Le but étant de vraiment la déstabiliser, parce que, j'avoue, j'adore voir madame sainte ni touche se tortiller de malaise, je mets le paquet. Ça commence par un bon quart d'heure à choisir mes fringues (j'avoue, j'ai piqué un chemisier blanc bouffant à ma chère soeur, ainsi, peut-être, éventuellement, un jean slim taille haute), puis un autre quart d'heure à organiser mes cheveux (huile comprise) pour obtenir de belles boucles brunes et un minimum de maquillage (on s'en tiendra à un coup de crayon noir et un peu de mascara, il ne faut pas exagérer non plus).

Mais alors que je descend les escaliers pour aller prendre mon petit déjeuné, Myriam ouvre grand les yeux, Marc manque de s'étrangler avec son café et le petit Léo reste littéralement bouche bée, incapable de la refermer malgré les céréales qu'il a enfourné dedans. Je m'assois à côté de lui et prend le café que m'offre Marc avec un regard suspicieux. Léo finit par enfin avaler ses céréales et me dit d'un ton très sérieux.

— Tu es très belle Tata.

Ce petit saura y faire avec les filles. Sa mère me regarde à peine et se toune vers l'évier pour nettoyer sa tasse. Son mari, lui, choisit de mettre les deux pieds dans le plat.

— Tu t'es fait belle pour un garçon?

— Ça ne risque pas, je suis lesbienne.

Ah, ça y est, il s'est étranglé avec le café. Moi aussi, je sais mettre les deux pieds dans le plat.

— Ça veut dire quoi lesbienne? demande Léo.

Myriam, qui nous tourne toujours le dos, tape si fort la tasse dans le fond de l'évier qu'elle manque de la casser. Je peux voir son état d'énervement grandir rien qu'en observant ses épaules se contracter. Marc daigne répondre à son fils.

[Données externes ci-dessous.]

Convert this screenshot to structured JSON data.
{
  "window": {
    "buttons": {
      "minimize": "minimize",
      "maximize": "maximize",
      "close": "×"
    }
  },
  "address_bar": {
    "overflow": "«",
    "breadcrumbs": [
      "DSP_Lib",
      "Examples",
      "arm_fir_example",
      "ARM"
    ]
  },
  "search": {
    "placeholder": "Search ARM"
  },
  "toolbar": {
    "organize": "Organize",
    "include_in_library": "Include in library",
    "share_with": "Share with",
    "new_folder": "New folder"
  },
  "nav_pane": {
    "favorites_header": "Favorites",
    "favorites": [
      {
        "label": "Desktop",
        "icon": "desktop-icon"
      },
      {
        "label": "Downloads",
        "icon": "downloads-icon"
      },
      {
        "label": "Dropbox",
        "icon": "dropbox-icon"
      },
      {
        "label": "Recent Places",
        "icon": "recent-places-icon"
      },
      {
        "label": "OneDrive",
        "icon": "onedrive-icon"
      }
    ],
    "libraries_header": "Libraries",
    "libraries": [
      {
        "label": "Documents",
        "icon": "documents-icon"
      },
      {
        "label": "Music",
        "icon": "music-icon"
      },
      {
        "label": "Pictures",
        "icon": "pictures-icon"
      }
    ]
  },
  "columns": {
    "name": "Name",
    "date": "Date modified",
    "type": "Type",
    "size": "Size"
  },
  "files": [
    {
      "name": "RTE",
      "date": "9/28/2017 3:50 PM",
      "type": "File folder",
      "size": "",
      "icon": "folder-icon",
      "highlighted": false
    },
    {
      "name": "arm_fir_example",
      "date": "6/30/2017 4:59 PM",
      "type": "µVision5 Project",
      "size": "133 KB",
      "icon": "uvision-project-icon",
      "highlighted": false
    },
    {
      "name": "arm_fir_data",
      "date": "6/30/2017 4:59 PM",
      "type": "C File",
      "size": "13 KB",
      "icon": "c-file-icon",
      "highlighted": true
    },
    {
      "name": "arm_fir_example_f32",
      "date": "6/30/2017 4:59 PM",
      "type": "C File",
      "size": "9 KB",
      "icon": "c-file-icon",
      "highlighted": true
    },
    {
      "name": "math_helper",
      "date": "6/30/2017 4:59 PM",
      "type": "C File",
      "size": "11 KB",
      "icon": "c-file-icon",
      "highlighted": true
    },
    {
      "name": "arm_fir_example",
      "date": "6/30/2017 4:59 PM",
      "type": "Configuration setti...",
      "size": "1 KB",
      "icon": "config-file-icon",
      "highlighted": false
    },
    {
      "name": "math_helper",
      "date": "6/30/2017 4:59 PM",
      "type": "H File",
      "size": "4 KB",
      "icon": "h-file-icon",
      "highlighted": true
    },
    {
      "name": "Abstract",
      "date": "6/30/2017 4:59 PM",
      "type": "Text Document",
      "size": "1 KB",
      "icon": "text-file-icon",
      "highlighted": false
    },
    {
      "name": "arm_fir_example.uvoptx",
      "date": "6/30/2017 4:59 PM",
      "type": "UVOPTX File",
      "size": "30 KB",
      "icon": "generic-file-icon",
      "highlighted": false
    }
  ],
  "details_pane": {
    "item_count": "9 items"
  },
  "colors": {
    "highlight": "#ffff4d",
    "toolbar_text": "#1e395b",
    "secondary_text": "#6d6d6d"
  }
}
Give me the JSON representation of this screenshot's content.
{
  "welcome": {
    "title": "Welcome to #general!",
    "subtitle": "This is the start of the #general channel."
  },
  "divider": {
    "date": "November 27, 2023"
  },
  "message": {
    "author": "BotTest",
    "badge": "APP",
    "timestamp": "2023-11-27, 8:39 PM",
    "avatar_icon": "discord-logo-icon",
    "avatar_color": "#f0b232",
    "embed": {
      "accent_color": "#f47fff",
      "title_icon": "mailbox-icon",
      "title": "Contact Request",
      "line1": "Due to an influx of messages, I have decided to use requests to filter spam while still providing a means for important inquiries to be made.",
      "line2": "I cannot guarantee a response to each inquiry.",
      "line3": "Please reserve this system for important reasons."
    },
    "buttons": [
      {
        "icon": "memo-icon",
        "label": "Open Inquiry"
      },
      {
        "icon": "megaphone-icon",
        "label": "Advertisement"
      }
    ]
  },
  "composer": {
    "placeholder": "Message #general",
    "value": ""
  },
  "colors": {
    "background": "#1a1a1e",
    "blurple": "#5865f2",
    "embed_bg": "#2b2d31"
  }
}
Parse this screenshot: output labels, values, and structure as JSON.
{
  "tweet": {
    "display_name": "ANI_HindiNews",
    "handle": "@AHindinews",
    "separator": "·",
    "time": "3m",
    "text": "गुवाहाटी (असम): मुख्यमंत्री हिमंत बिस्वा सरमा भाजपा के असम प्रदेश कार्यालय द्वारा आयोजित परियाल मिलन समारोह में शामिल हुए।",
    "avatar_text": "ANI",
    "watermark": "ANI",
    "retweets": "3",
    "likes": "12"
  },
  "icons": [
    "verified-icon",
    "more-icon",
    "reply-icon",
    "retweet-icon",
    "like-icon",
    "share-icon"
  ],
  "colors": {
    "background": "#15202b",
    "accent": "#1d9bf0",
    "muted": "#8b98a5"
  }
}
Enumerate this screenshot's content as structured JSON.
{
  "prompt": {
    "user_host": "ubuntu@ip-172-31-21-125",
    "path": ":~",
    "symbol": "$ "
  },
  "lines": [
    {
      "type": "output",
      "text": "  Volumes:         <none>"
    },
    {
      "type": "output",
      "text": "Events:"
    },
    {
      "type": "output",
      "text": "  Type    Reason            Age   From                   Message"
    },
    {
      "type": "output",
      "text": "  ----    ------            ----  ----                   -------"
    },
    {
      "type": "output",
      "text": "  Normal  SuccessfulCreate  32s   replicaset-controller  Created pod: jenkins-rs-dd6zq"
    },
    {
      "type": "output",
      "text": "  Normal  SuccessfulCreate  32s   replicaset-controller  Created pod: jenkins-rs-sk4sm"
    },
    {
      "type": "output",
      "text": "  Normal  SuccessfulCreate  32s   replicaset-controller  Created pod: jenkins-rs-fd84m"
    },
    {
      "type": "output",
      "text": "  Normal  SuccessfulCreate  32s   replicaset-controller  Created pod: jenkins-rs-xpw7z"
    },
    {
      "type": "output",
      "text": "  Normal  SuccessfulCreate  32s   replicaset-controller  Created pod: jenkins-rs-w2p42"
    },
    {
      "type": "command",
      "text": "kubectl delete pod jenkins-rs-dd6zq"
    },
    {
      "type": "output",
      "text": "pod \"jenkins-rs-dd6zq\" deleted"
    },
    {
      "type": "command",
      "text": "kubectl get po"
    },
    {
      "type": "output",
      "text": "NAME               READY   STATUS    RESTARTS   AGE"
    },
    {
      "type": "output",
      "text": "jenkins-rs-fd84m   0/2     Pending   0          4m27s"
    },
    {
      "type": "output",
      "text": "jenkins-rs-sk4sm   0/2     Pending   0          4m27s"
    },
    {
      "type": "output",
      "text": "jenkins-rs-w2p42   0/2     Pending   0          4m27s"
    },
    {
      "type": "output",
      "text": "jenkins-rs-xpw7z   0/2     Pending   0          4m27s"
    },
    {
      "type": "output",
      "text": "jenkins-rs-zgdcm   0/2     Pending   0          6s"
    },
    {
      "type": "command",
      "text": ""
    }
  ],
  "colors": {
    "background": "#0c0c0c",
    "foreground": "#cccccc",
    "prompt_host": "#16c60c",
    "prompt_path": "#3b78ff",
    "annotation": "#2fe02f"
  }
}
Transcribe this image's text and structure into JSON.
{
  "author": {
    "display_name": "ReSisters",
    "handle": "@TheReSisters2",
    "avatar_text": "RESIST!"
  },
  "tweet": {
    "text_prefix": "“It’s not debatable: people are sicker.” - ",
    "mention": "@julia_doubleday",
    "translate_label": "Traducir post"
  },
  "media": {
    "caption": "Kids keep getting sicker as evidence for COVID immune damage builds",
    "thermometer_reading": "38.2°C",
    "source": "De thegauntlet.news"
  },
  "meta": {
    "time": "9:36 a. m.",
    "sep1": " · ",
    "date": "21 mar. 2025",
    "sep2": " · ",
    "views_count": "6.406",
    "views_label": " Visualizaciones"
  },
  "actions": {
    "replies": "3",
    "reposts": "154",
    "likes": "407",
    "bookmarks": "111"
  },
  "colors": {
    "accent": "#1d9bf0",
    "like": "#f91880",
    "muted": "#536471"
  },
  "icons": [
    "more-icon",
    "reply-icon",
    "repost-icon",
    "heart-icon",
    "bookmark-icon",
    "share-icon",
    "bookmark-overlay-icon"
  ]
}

— Ça veut dire que Tata aime les filles.

Le petit prendre une pose de réflexion. Une fois encore, littéralement. Il se met à regarder en l'air en mettant son index sur son menton. Il pourrait être un dessin animé à lui tout seul. Puis, après une bonne minute, il me regarde et me répond texto.

— Moi aussi.

Il a tout compris à la vie. Je tend la main pour le félicité, il tape dedans en me faisant un clin d'oeil. Y a pas à dire, il a de l'avenir ce gosse.

— Va te brosser les dents Léo, nous interrompt Myriam, on va être en retard à l'école. Et dépêche toi, toi aussi, rajoute-t-elle pour moi, Jess est déjà dans le bus.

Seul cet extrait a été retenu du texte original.